Students start small businesses to combat quarantine blues


Brylane Hay

Autumn Taylor, Contributing Writer

Quarantine has left some UA students wondering what to do with their spare time now that they are stuck at home. Some have taken this opportunity to start their own small businesses to tackle lockdown boredom.

Georgia Benish, a junior majoring in advertising, has always loved creating art but never thought it was something she had the time to do.

“My mom has always been my biggest cheerleader and would constantly tell me to open an Etsy store,” Benish said. “Finally during the beginning of quarantine, I listened to her advice and started my own Etsy store.”

Her Etsy shop, Georgia Peach Art Store, has hand-crafted collages made from vintage magazines available in downloadable prints.

Benish said she was surprised by the support she’s gotten from fellow students. 

“I never thought I would get this much support from my friends and classmates. Every time someone reposts my page or shows their purchase on social media it pushes me to create more,” she said.

Kennedi Grant, a senior majoring in theatre, was also inspired to start her business Cooking with Ken over quarantine. 

“I was inspired to start Cooking with Ken this past June,” Grant said. “At the very beginning of quarantine, I saw a post that said, ‘If you don’t come out of quarantine with a new craft, you’re lazy.’”

Cooking with Ken is a catering service that offers meal plates and custom orders. As far as small business struggles go, Grant has had her fair share.

“In the beginning there were days where I didn’t even make profit, calculations were wrong, people cancelled orders,” Grant said. “But you just have to go back to the drawing board.”

Haleigh Lankster, a senior majoring in management, also opened up about the struggles of running her online clothing store Boutique Hal.

“My boutique is completely online right now so I don’t have a storefront,” Lankster said. “Getting traffic to my store is so important because instead of just driving around and seeing it when you go into a different store, people either have to find me or on social media through similar pages or videos that they like and follow.”

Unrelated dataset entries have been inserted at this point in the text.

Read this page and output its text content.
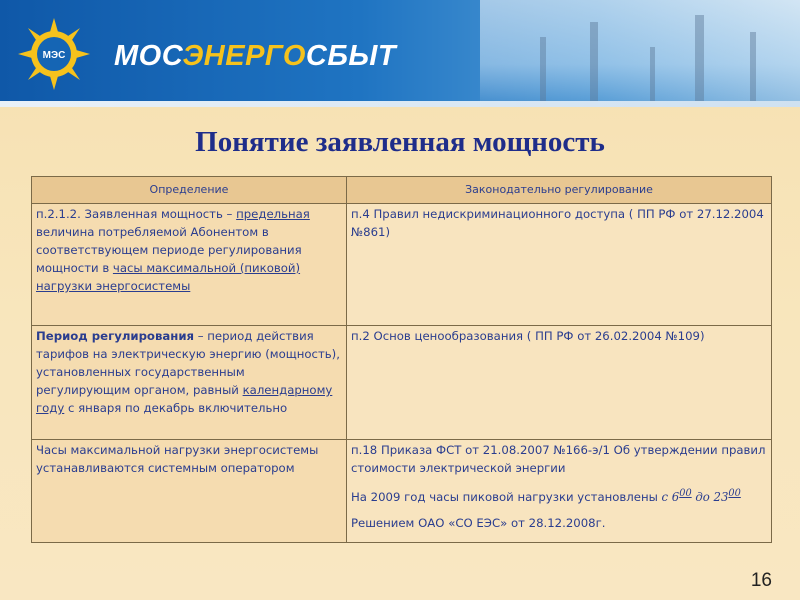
МЭС МОСЭНЕРГОСБЫТ
Понятие заявленная мощность
Определение	Законодательно регулирование
п.2.1.2. Заявленная мощность – предельная величина потребляемой Абонентом в соответствующем периоде регулирования мощности в часы максимальной (пиковой) нагрузки энергосистемы	п.4 Правил недискриминационного доступа ( ПП РФ от 27.12.2004 №861)
Период регулирования – период действия тарифов на электрическую энергию (мощность), установленных государственным регулирующим органом, равный календарному году с января по декабрь включительно	п.2 Основ ценообразования ( ПП РФ от 26.02.2004 №109)
Часы максимальной нагрузки энергосистемы устанавливаются системным оператором	п.18 Приказа ФСТ от 21.08.2007 №166-э/1 Об утверждении правил стоимости электрической энергии

На 2009 год часы пиковой нагрузки установлены с $6^{00}$ до $23^{00}$

Решением ОАО «СО ЕЭС» от 28.12.2008г.

16
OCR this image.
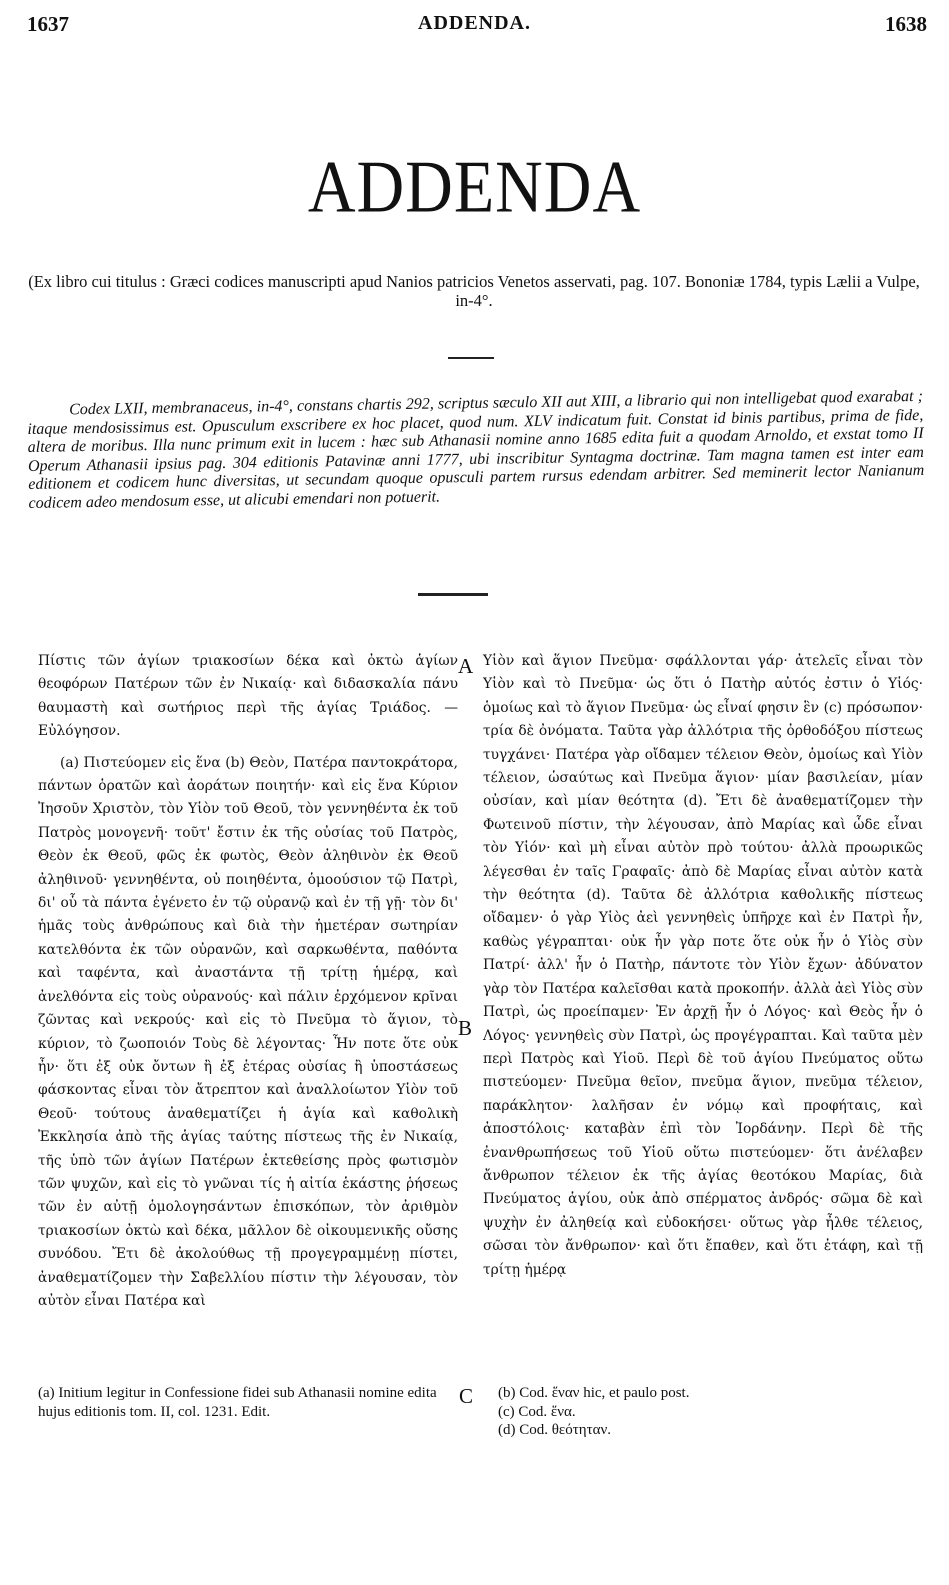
1637	ADDENDA.	1638
ADDENDA
(Ex libro cui titulus : Græci codices manuscripti apud Nanios patricios Venetos asservati, pag. 107. Bononiæ 1784, typis Lælii a Vulpe, in-4°.
Codex LXII, membranaceus, in-4°, constans chartis 292, scriptus sæculo XII aut XIII, a librario qui non intelligebat quod exarabat ; itaque mendosissimus est. Opusculum exscribere ex hoc placet, quod num. XLV indicatum fuit. Constat id binis partibus, prima de fide, altera de moribus. Illa nunc primum exit in lucem : hæc sub Athanasii nomine anno 1685 edita fuit a quodam Arnoldo, et exstat tomo II Operum Athanasii ipsius pag. 304 editionis Patavinæ anni 1777, ubi inscribitur Syntagma doctrinæ. Tam magna tamen est inter eam editionem et codicem hunc diversitas, ut secundam quoque opusculi partem rursus edendam arbitrer. Sed meminerit lector Nanianum codicem adeo mendosum esse, ut alicubi emendari non potuerit.

Πίστις τῶν ἁγίων τριακοσίων δέκα καὶ ὀκτὼ ἁγίων θεοφόρων Πατέρων τῶν ἐν Νικαίᾳ· καὶ διδασκαλία πάνυ θαυμαστὴ καὶ σωτήριος περὶ τῆς ἁγίας Τριάδος. — Εὐλόγησον.

(a) Πιστεύομεν εἰς ἕνα (b) Θεὸν, Πατέρα παντοκράτορα, πάντων ὁρατῶν καὶ ἀοράτων ποιητήν· καὶ εἰς ἕνα Κύριον Ἰησοῦν Χριστὸν, τὸν Υἱὸν τοῦ Θεοῦ, τὸν γεννηθέντα ἐκ τοῦ Πατρὸς μονογενῆ· τοῦτ' ἔστιν ἐκ τῆς οὐσίας τοῦ Πατρὸς, Θεὸν ἐκ Θεοῦ, φῶς ἐκ φωτὸς, Θεὸν ἀληθινὸν ἐκ Θεοῦ ἀληθινοῦ· γεννηθέντα, οὐ ποιηθέντα, ὁμοούσιον τῷ Πατρὶ, δι' οὗ τὰ πάντα ἐγένετο ἐν τῷ οὐρανῷ καὶ ἐν τῇ γῇ· τὸν δι' ἡμᾶς τοὺς ἀνθρώπους καὶ διὰ τὴν ἡμετέραν σωτηρίαν κατελθόντα ἐκ τῶν οὐρανῶν, καὶ σαρκωθέντα, παθόντα καὶ ταφέντα, καὶ ἀναστάντα τῇ τρίτῃ ἡμέρᾳ, καὶ ἀνελθόντα εἰς τοὺς οὐρανούς· καὶ πάλιν ἐρχόμενον κρῖναι ζῶντας καὶ νεκρούς· καὶ εἰς τὸ Πνεῦμα τὸ ἅγιον, τὸ κύριον, τὸ ζωοποιόν Τοὺς δὲ λέγοντας· Ἦν ποτε ὅτε οὐκ ἦν· ὅτι ἐξ οὐκ ὄντων ἢ ἐξ ἑτέρας οὐσίας ἢ ὑποστάσεως φάσκοντας εἶναι τὸν ἄτρεπτον καὶ ἀναλλοίωτον Υἱὸν τοῦ Θεοῦ· τούτους ἀναθεματίζει ἡ ἁγία καὶ καθολικὴ Ἐκκλησία ἀπὸ τῆς ἁγίας ταύτης πίστεως τῆς ἐν Νικαίᾳ, τῆς ὑπὸ τῶν ἁγίων Πατέρων ἐκτεθείσης πρὸς φωτισμὸν τῶν ψυχῶν, καὶ εἰς τὸ γνῶναι τίς ἡ αἰτία ἑκάστης ῥήσεως τῶν ἐν αὐτῇ ὁμολογησάντων ἐπισκόπων, τὸν ἀριθμὸν τριακοσίων ὀκτὼ καὶ δέκα, μᾶλλον δὲ οἰκουμενικῆς οὔσης συνόδου. Ἔτι δὲ ἀκολούθως τῇ προγεγραμμένῃ πίστει, ἀναθεματίζομεν τὴν Σαβελλίου πίστιν τὴν λέγουσαν, τὸν αὐτὸν εἶναι Πατέρα καὶ

Υἱὸν καὶ ἅγιον Πνεῦμα· σφάλλονται γάρ· ἀτελεῖς εἶναι τὸν Υἱὸν καὶ τὸ Πνεῦμα· ὡς ὅτι ὁ Πατὴρ αὐτός ἐστιν ὁ Υἱός· ὁμοίως καὶ τὸ ἅγιον Πνεῦμα· ὡς εἶναί φησιν ἓν (c) πρόσωπον· τρία δὲ ὀνόματα. Ταῦτα γὰρ ἀλλότρια τῆς ὀρθοδόξου πίστεως τυγχάνει· Πατέρα γὰρ οἴδαμεν τέλειον Θεὸν, ὁμοίως καὶ Υἱὸν τέλειον, ὡσαύτως καὶ Πνεῦμα ἅγιον· μίαν βασιλείαν, μίαν οὐσίαν, καὶ μίαν θεότητα (d). Ἔτι δὲ ἀναθεματίζομεν τὴν Φωτεινοῦ πίστιν, τὴν λέγουσαν, ἀπὸ Μαρίας καὶ ὧδε εἶναι τὸν Υἱόν· καὶ μὴ εἶναι αὐτὸν πρὸ τούτου· ἀλλὰ προωρικῶς λέγεσθαι ἐν ταῖς Γραφαῖς· ἀπὸ δὲ Μαρίας εἶναι αὐτὸν κατὰ τὴν θεότητα (d). Ταῦτα δὲ ἀλλότρια καθολικῆς πίστεως οἴδαμεν· ὁ γὰρ Υἱὸς ἀεὶ γεννηθεὶς ὑπῆρχε καὶ ἐν Πατρὶ ἦν, καθὼς γέγραπται· οὐκ ἦν γὰρ ποτε ὅτε οὐκ ἦν ὁ Υἱὸς σὺν Πατρί· ἀλλ' ἦν ὁ Πατὴρ, πάντοτε τὸν Υἱὸν ἔχων· ἀδύνατον γὰρ τὸν Πατέρα καλεῖσθαι κατὰ προκοπήν. ἀλλὰ ἀεὶ Υἱὸς σὺν Πατρὶ, ὡς προείπαμεν· Ἐν ἀρχῇ ἦν ὁ Λόγος· καὶ Θεὸς ἦν ὁ Λόγος· γεννηθεὶς σὺν Πατρὶ, ὡς προγέγραπται. Καὶ ταῦτα μὲν περὶ Πατρὸς καὶ Υἱοῦ. Περὶ δὲ τοῦ ἁγίου Πνεύματος οὕτω πιστεύομεν· Πνεῦμα θεῖον, πνεῦμα ἅγιον, πνεῦμα τέλειον, παράκλητον· λαλῆσαν ἐν νόμῳ καὶ προφήταις, καὶ ἀποστόλοις· καταβὰν ἐπὶ τὸν Ἰορδάνην. Περὶ δὲ τῆς ἐνανθρωπήσεως τοῦ Υἱοῦ οὕτω πιστεύομεν· ὅτι ἀνέλαβεν ἄνθρωπον τέλειον ἐκ τῆς ἁγίας θεοτόκου Μαρίας, διὰ Πνεύματος ἁγίου, οὐκ ἀπὸ σπέρματος ἀνδρός· σῶμα δὲ καὶ ψυχὴν ἐν ἀληθείᾳ καὶ εὐδοκήσει· οὕτως γὰρ ἦλθε τέλειος, σῶσαι τὸν ἄνθρωπον· καὶ ὅτι ἔπαθεν, καὶ ὅτι ἐτάφη, καὶ τῇ τρίτῃ ἡμέρᾳ

A
B
C
(a) Initium legitur in Confessione fidei sub Athanasii nomine edita hujus editionis tom. II, col. 1231. Edit.
(b) Cod. ἕναν hic, et paulo post.
(c) Cod. ἕνα.
(d) Cod. θεότηταν.
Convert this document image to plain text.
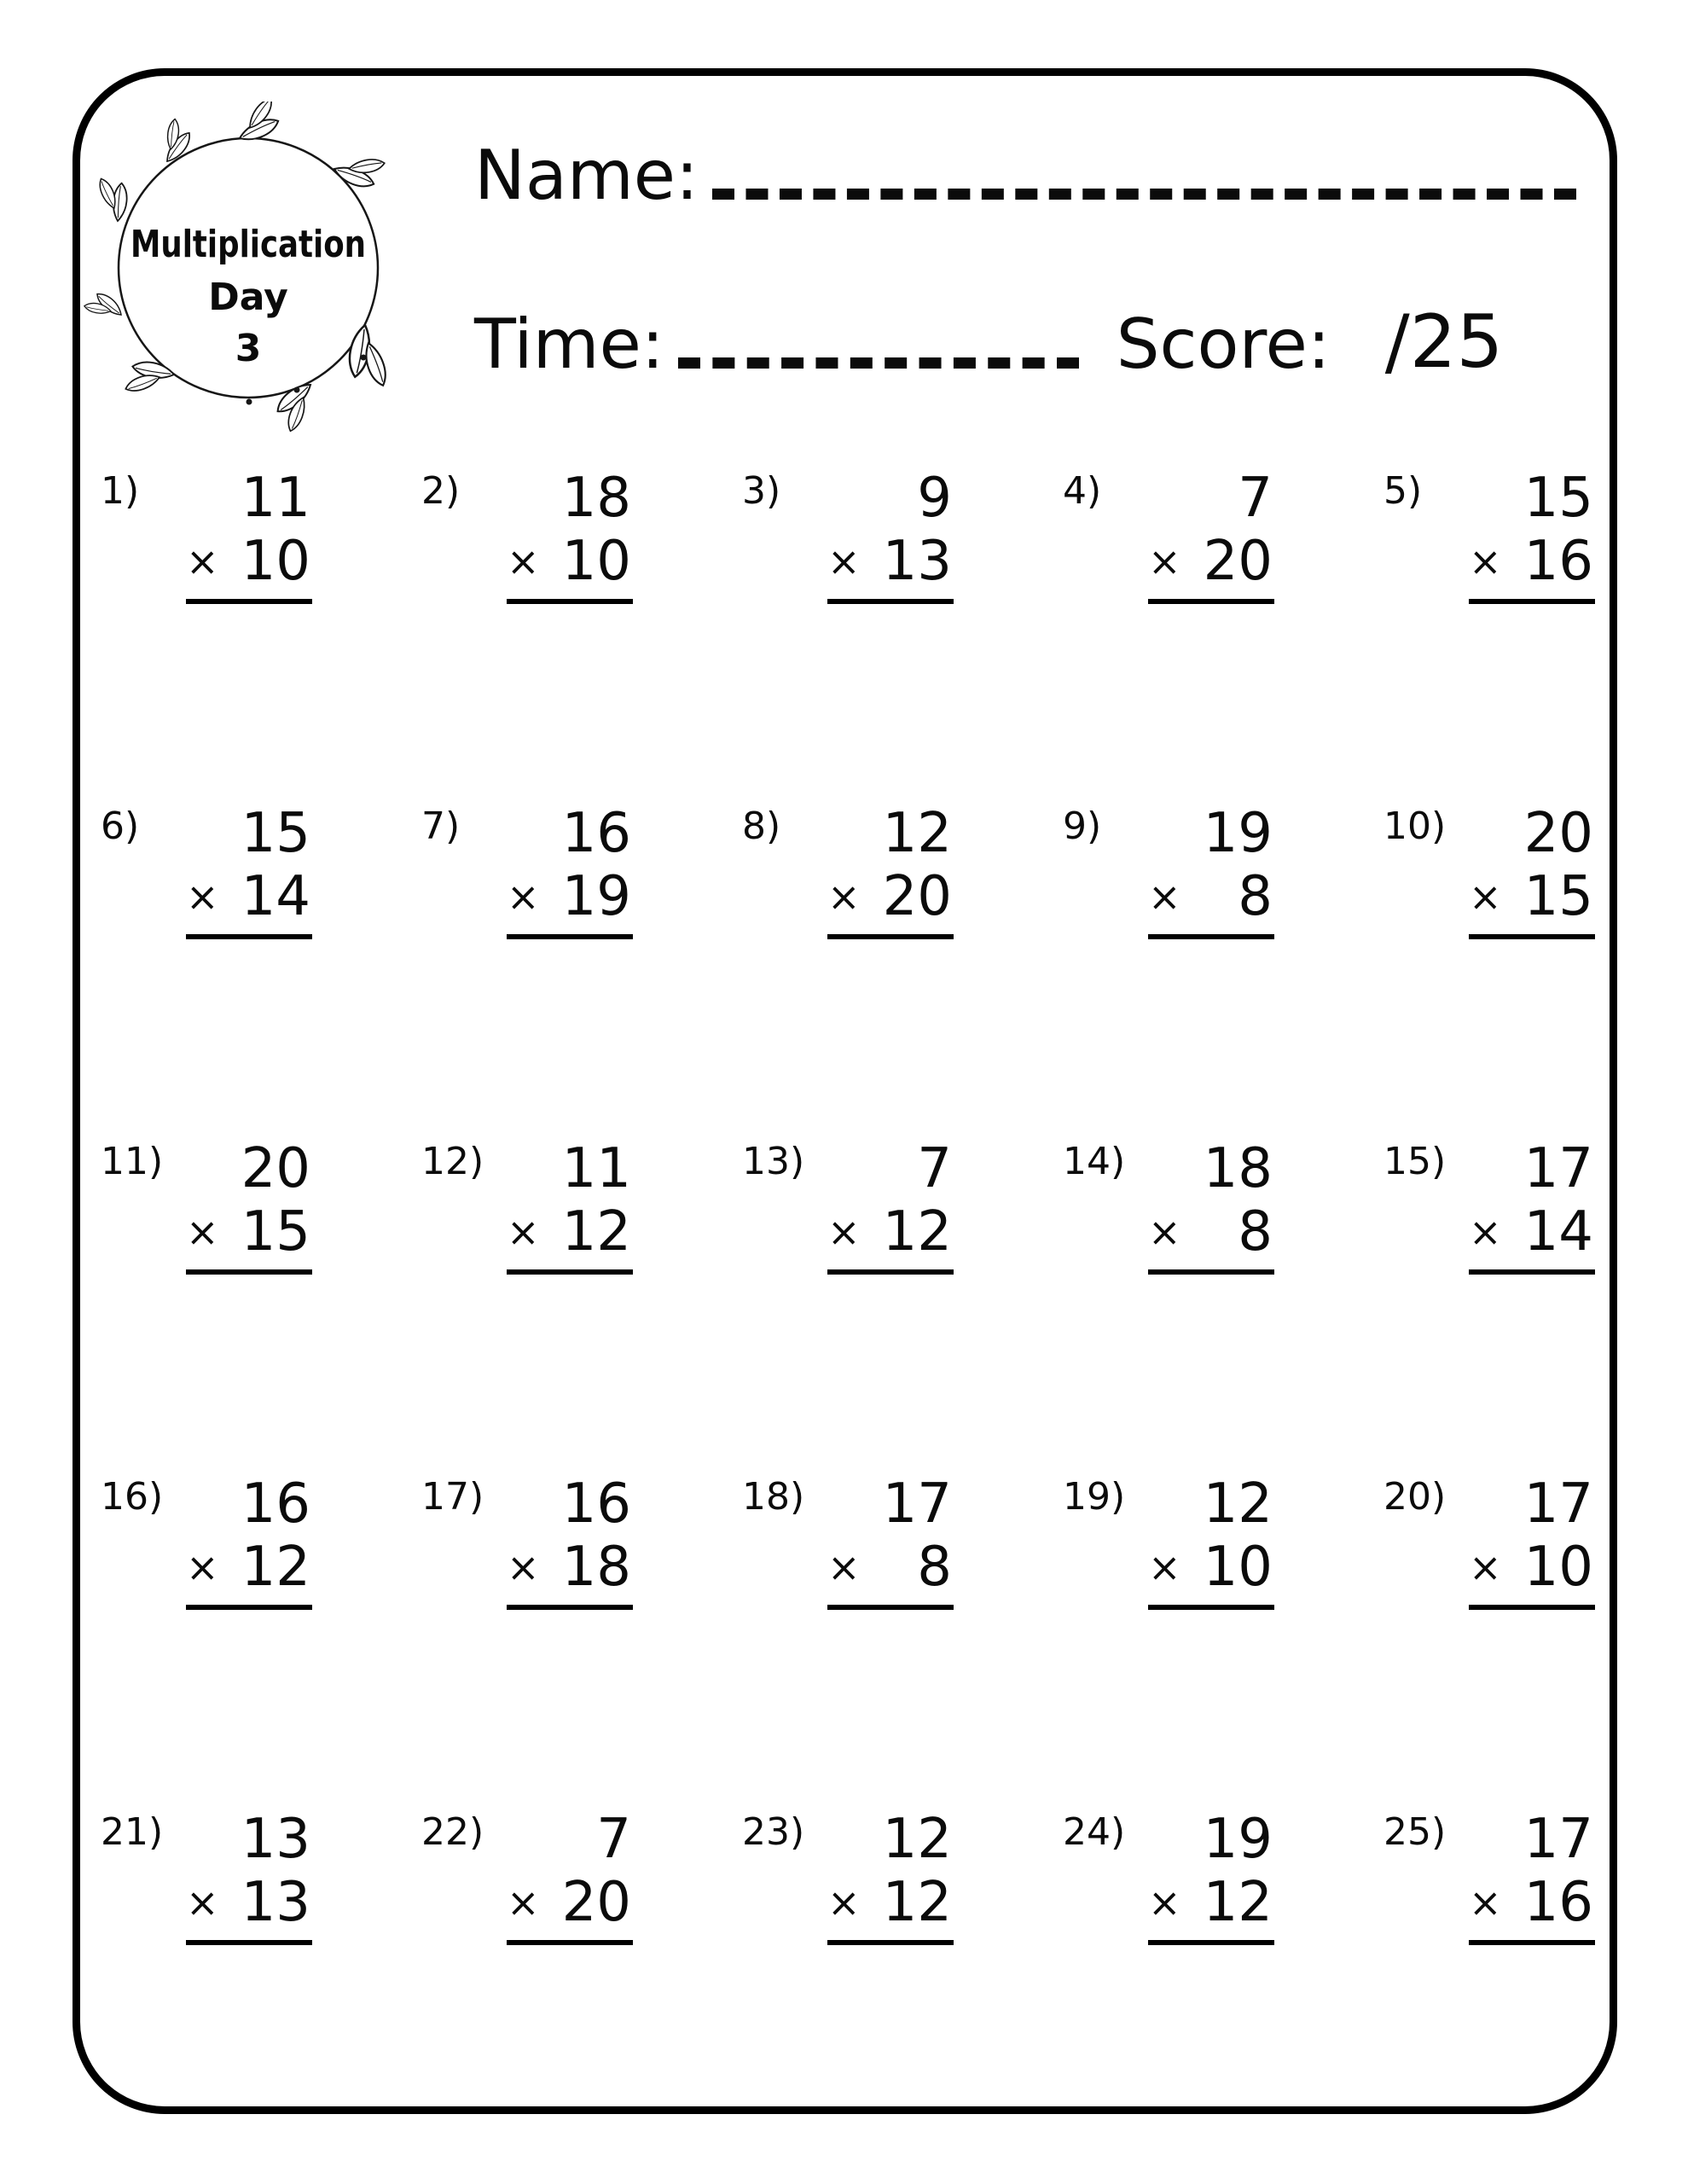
Multiplication
Day
3
Name:
Time:	Score: /25
1)	11
× 10
2)	18
× 10
3)	9
× 13
4)	7
× 20
5)	15
× 16
6)	15
× 14
7)	16
× 19
8)	12
× 20
9)	19
× 8
10)	20
× 15
11)	20
× 15
12)	11
× 12
13)	7
× 12
14)	18
× 8
15)	17
× 14
16)	16
× 12
17)	16
× 18
18)	17
× 8
19)	12
× 10
20)	17
× 10
21)	13
× 13
22)	7
× 20
23)	12
× 12
24)	19
× 12
25)	17
× 16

The support of fellow students is important to these three small business owners, but finding the time to manage their businesses and their classwork is a challenge.

“Being a student and business owner simultaneously has been very difficult, but I am determined to succeed in both because I want my degree [and] I want this business,” Lankster said. “I’ve put so much time and money into both that it would be stupid to fail this far in.” 

Grant has been able to block out time in her week to manage both her school work and business work.

“I try to do weekly specials on the day of the week I have the least school work to do and any other custom order is done after classes,” she said.

Benish is passionate about expressing her creativity and is supportive of other students who wish to start their own small business.

“I think it is very important to find a hobby outside of school work. Creating art is my time to de-stress and focus on myself,” Benish said. “If you have been wanting to sell your work but don’t think people will buy it or be interested in it, you are wrong. Trying it out never hurts, and I think everyone needs a creative outlet.”